In the following, a bayesian linear model will be presented using the built-in dataset mtcars. The model will be set up with the JAGS package. JAGS is an acronym that stands for Just Another Gibbs Sampler.
data(mtcars)
head(mtcars)
## mpg cyl disp hp drat wt qsec vs am gear carb
## Mazda RX4 21.0 6 160 110 3.90 2.620 16.46 0 1 4 4
## Mazda RX4 Wag 21.0 6 160 110 3.90 2.875 17.02 0 1 4 4
## Datsun 710 22.8 4 108 93 3.85 2.320 18.61 1 1 4 1
## Hornet 4 Drive 21.4 6 258 110 3.08 3.215 19.44 1 0 3 1
## Hornet Sportabout 18.7 8 360 175 3.15 3.440 17.02 0 0 3 2
## Valiant 18.1 6 225 105 2.76 3.460 20.22 1 0 3 1
str(mtcars)
## 'data.frame': 32 obs. of 11 variables:
## $ mpg : num 21 21 22.8 21.4 18.7 18.1 14.3 24.4 22.8 19.2 ...
## $ cyl : num 6 6 4 6 8 6 8 4 4 6 ...
## $ disp: num 160 160 108 258 360 ...
## $ hp : num 110 110 93 110 175 105 245 62 95 123 ...

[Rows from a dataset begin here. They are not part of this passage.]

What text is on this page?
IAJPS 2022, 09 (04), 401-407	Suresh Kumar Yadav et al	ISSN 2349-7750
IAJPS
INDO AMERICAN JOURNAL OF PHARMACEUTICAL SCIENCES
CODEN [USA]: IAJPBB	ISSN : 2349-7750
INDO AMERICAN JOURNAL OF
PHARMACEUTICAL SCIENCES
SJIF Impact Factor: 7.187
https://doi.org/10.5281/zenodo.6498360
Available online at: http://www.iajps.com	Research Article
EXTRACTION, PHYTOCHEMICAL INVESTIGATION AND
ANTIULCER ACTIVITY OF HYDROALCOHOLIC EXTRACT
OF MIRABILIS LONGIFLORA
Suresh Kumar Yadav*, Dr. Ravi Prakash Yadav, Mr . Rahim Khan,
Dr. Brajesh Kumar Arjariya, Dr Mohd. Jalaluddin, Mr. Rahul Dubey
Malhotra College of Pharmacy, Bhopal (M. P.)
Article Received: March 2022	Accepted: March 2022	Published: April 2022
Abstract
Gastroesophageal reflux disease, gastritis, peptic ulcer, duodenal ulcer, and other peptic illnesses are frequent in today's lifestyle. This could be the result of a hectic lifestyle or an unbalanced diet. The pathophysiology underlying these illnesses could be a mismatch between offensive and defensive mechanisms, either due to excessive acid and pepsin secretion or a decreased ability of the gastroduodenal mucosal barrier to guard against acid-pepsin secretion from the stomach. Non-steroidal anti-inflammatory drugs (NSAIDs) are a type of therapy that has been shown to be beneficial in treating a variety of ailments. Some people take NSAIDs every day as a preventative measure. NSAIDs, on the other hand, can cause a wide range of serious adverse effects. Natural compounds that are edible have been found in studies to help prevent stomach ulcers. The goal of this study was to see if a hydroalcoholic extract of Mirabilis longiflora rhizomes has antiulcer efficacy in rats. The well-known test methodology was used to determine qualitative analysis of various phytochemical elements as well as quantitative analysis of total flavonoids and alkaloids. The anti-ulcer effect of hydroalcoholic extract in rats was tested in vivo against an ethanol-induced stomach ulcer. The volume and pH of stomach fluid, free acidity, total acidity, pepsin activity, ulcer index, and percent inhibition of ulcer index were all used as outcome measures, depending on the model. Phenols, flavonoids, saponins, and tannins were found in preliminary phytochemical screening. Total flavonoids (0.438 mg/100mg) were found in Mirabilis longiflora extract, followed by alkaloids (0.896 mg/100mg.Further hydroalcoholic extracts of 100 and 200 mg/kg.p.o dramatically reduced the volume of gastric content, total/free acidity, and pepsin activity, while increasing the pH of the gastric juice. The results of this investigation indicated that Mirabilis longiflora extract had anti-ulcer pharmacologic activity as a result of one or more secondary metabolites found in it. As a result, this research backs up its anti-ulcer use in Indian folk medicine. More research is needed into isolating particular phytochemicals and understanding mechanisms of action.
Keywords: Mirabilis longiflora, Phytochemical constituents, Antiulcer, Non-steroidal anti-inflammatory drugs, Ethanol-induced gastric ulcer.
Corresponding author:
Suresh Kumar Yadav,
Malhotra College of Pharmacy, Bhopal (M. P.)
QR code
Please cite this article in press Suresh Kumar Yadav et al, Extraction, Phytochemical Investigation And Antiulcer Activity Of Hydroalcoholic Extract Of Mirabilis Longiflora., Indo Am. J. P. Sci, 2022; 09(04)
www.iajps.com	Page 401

## $ drat: num 3.9 3.9 3.85 3.08 3.15 2.76 3.21 3.69 3.92 3.92 ...
## $ wt : num 2.62 2.88 2.32 3.21 3.44 ...
## $ qsec: num 16.5 17 18.6 19.4 17 ...
## $ vs : num 0 0 1 1 0 1 0 1 1 1 ...
## $ am : num 1 1 1 0 0 0 0 0 0 0 ...
## $ gear: num 4 4 4 3 3 3 3 4 4 4 ...
## $ carb: num 4 4 1 1 2 1 4 2 2 4 ...
pairs(mtcars)
Among others, there appears to be a linear relationship between the variables mpg (Miles per Gallon) and wt(weight). Let’s look at this relationship in more detail. In addition, the distributions of both variables are presented.
plot(mpg ~ wt, mtcars)
hist(mtcars$mpg)
hist(mtcars$wt)
First, a default model is set up using the common function in R for linear regression models. From a bayesian perspective, this model can be regarded as having a non-informative prior.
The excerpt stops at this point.